Gelsolin Modulates Phospholipase C Activity In Vivo through Phospholipid Binding

Gelsolin and CapG are actin regulatory proteins that remodel the cytoskeleton in response to phosphatidylinositol 4,5-bisphosphate (PIP(2)) and Ca(2+) during agonist stimulation. A physiologically relevant rise in Ca(2+) increases their affinity for PIP(2) and can promote significant interactions with PIP(2) in activated cells. This may impact divergent PIP(2)- dependent signaling processes at the level of substrate availability. We found that CapG overexpression enhances PDGF-stimulated phospholipase C(γ) (PLC(γ)) activity (Sun, H.-q., K. Kwiatkowska, D.C. Wooten, and H.L. Yin. 1995. J. Cell Biol. 129:147–156).
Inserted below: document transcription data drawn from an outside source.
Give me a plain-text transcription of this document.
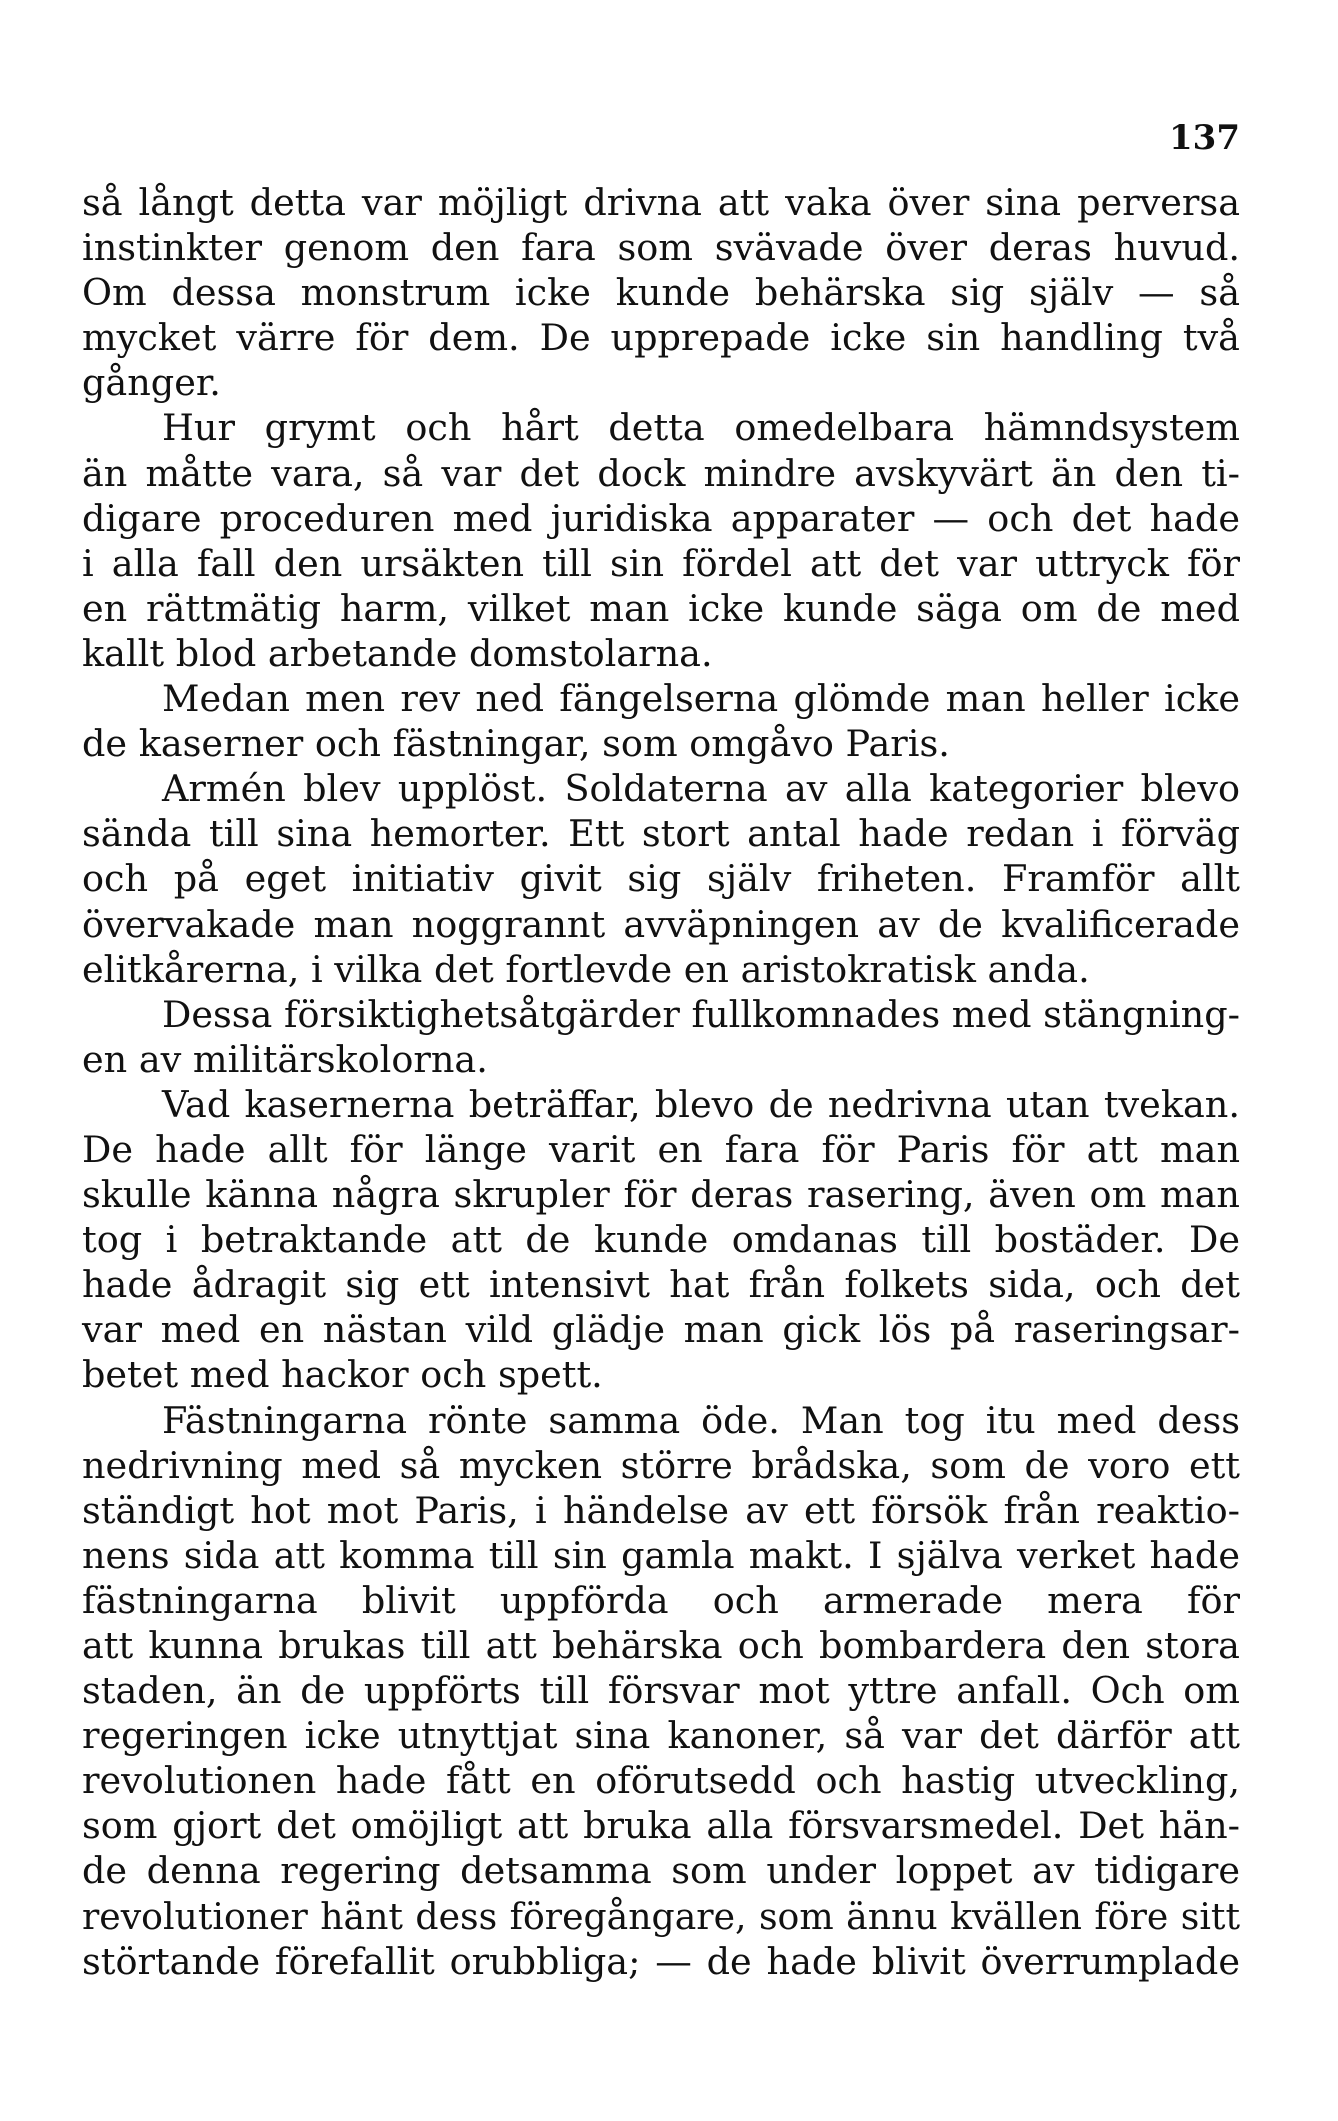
137
så långt detta var möjligt drivna att vaka över sina perversa
instinkter genom den fara som svävade över deras huvud.
Om dessa monstrum icke kunde behärska sig själv — så
mycket värre för dem. De upprepade icke sin handling två
gånger.
Hur grymt och hårt detta omedelbara hämndsystem
än måtte vara, så var det dock mindre avskyvärt än den ti-
digare proceduren med juridiska apparater — och det hade
i alla fall den ursäkten till sin fördel att det var uttryck för
en rättmätig harm, vilket man icke kunde säga om de med
kallt blod arbetande domstolarna.
Medan men rev ned fängelserna glömde man heller icke
de kaserner och fästningar, som omgåvo Paris.
Armén blev upplöst. Soldaterna av alla kategorier blevo
sända till sina hemorter. Ett stort antal hade redan i förväg
och på eget initiativ givit sig själv friheten. Framför allt
övervakade man noggrannt avväpningen av de kvalificerade
elitkårerna, i vilka det fortlevde en aristokratisk anda.
Dessa försiktighetsåtgärder fullkomnades med stängning-
en av militärskolorna.
Vad kasernerna beträffar, blevo de nedrivna utan tvekan.
De hade allt för länge varit en fara för Paris för att man
skulle känna några skrupler för deras rasering, även om man
tog i betraktande att de kunde omdanas till bostäder. De
hade ådragit sig ett intensivt hat från folkets sida, och det
var med en nästan vild glädje man gick lös på raseringsar-
betet med hackor och spett.
Fästningarna rönte samma öde. Man tog itu med dess
nedrivning med så mycken större brådska, som de voro ett
ständigt hot mot Paris, i händelse av ett försök från reaktio-
nens sida att komma till sin gamla makt. I själva verket hade
fästningarna blivit uppförda och armerade mera för
att kunna brukas till att behärska och bombardera den stora
staden, än de uppförts till försvar mot yttre anfall. Och om
regeringen icke utnyttjat sina kanoner, så var det därför att
revolutionen hade fått en oförutsedd och hastig utveckling,
som gjort det omöjligt att bruka alla försvarsmedel. Det hän-
de denna regering detsamma som under loppet av tidigare
revolutioner hänt dess föregångare, som ännu kvällen före sitt
störtande förefallit orubbliga; — de hade blivit överrumplade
In this paper, we examined the ability of gelsolin and CapG to compete with another PLC for PIP(2) in live cells, in semiintact cells, and in vitro. We found that CapG and gelsolin overexpression profoundly inhibited bradykinin-stimulated PLC(β). Inhibition occurred at or after the G protein activation step because overexpression also reduced the response to direct G protein activation with NaF. Bradykinin responsiveness was restored after cytosolic proteins, including gelsolin, leaked out of the overexpressing cells. Conversely, exogenous gelsolin added to permeabilized cells inhibited response in a dose-dependent manner. The washout and addback experiments clearly establish that excess gelsolin is the primary cause of PLC inhibition in cells. In vitro experiments showed that gelsolin and CapG stimulated as well as inhibited PLC(β), and only gelsolin domains containing PIP(2)-binding sites were effective. Inhibition was mitigated by increasing PIP(2) concentration in a manner consistent with competition between gelsolin and PLC(β) for PIP(2). Gelsolin and CapG also had biphasic effects on tyrosine kinase– phosphorylated PLC(γ), although they inhibited PLC(γ) less than PLC(β). Our findings indicate that as PIP(2) level and availability change during signaling, cross talk between PIP(2)-regulated proteins provides a selective mechanism for positive as well as negative regulation of the signal transduction cascade.